Through workshops, partnerships with schools and other organizations, and community outreach, Jackson says that Flint River Fresh focuses on creating dynamic growing spaces – even if that space is just the five-gallon bucket given out at the workshops. “I’m always thankful … how people come back and they’re proud to say, ‘I’m a farmer because of Flint River Fresh. I’m a farmer because of Farmer Fredo,’” he says.
“We Got to Grow”
In a way, EliYahu Ysrael has the best of both worlds: a city farm and a country farm. He runs Atlanta Harvest, an urban farm and market in Metro Atlanta, while his father, Asa, runs the 40-acre organic family farm – Local Lands in Dublin. That combo helped them survive the pandemic.
Father and son have been farming in Dublin since 2010 when Asa bought the land and moved to Georgia from New York City. “We started from scratch and now we’re farming about 16 acres,” says the younger Ysrael. “We raise our own animals, cows and goats and chickens.” At first they sold through farmers markets, with EliYahu driving back and forth four days out of five.
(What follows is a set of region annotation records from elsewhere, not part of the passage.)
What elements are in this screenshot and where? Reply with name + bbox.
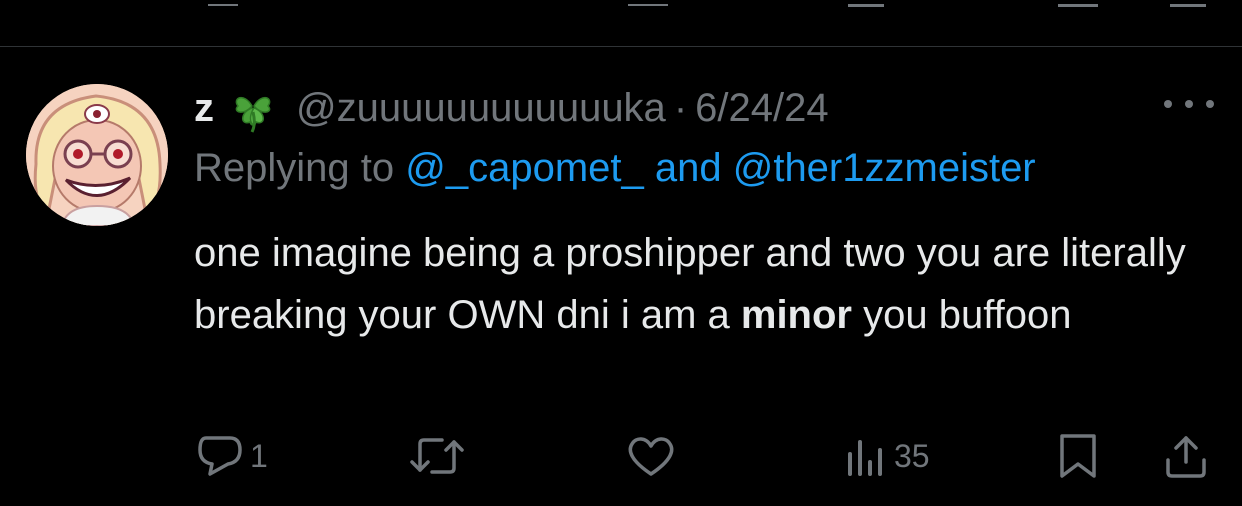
previous-tweet-actions xyxy=(0,0,1242,10)
tweet-body-bold: minor xyxy=(740,293,852,337)
reply-icon xyxy=(196,434,244,478)
share-button[interactable] xyxy=(1162,426,1210,486)
replying-user-link-1[interactable]: @_capomet_ xyxy=(405,146,644,190)
replying-user-link-2[interactable]: @ther1zzmeister xyxy=(733,146,1036,190)
views-button[interactable]: 35 xyxy=(844,426,930,486)
tweet-body: one imagine being a proshipper and two y… xyxy=(194,222,1224,346)
user-handle[interactable]: @zuuuuuuuuuuuuka xyxy=(296,86,666,131)
display-name[interactable]: z xyxy=(194,86,214,131)
tweet-divider xyxy=(0,46,1242,47)
tweet-actions: 1 35 xyxy=(0,426,1242,486)
views-icon xyxy=(844,434,888,478)
retweet-button[interactable] xyxy=(408,426,472,486)
bookmark-button[interactable] xyxy=(1056,426,1100,486)
retweet-icon xyxy=(408,434,466,478)
four-leaf-clover-icon xyxy=(226,82,278,134)
tweet-date[interactable]: 6/24/24 xyxy=(695,86,828,131)
bookmark-icon xyxy=(1056,432,1100,480)
replying-to-line: Replying to @_capomet_ and @ther1zzmeist… xyxy=(194,146,1036,191)
share-icon xyxy=(1162,432,1210,480)
replying-prefix: Replying to xyxy=(194,146,406,190)
avatar[interactable] xyxy=(26,84,168,226)
tweet-header: z @zuuuuuuuuuuuuka · 6/24/24 xyxy=(194,80,829,136)
tweet-body-text-2: you buffoon xyxy=(852,293,1072,337)
separator-dot: · xyxy=(673,85,688,130)
reply-count: 1 xyxy=(250,437,268,474)
more-options-icon[interactable] xyxy=(1164,94,1214,114)
replying-and: and xyxy=(643,146,733,190)
reply-button[interactable]: 1 xyxy=(196,426,268,486)
heart-icon xyxy=(626,434,676,478)
views-count: 35 xyxy=(894,437,930,474)
like-button[interactable] xyxy=(626,426,682,486)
Then they found Atlanta Harvest, an urban farm created as an experiment by Georgia Tech students that had dwindled to just growing lettuce but was “a gem in the sidewalk,” EliYahu says. The urban farm took off after relocating to Jonesboro and setting up a farmstand (with the support of Food Well Alliance).
When the restaurant orders that had become a mainstay of the Dublin farm disappeared during COVID, the farmstand was a life saver. “We got a ton of local support,” says EliYahu, who describes orders as “skyrocketing.” So did a CSA that could expand almost infinitely, thanks to the bounty of produce from Dublin (some other CSAs struggled with increased demand and had waiting lists).
The farmstand business grew so much that Atlanta Harvest moved again, in fall 2021, to a bigger space in Ellenwood where EliYahu can set up a market stand offering fruits and vegetables not just from the family farm but from other farmers across Georgia and even the Carolinas. “A hyper-local grocery store,” is how he describes this food hub.
“We’re trying to close a gap,” he says, noting plans for a barn that will house the market and “really be a location where people can rely on getting fresh local food, but also a hub that we can use to …. do outreach in the communities and do popup markets and really try to fulfill our mission of providing better access to fresh fruits and vegetables.” As part of that mission, Atlanta Harvest delivers food boxes to families in need and holds classes on growing your food as a way to foster self-sustainability, says EliYahu.
As for moving in the middle of a pandemic, he says it was “almost divine” how it worked out, although it was bittersweet to leave the Jonesboro location. But, he says, “Anywhere we go, we got to grow.” Farmers everywhere would agree.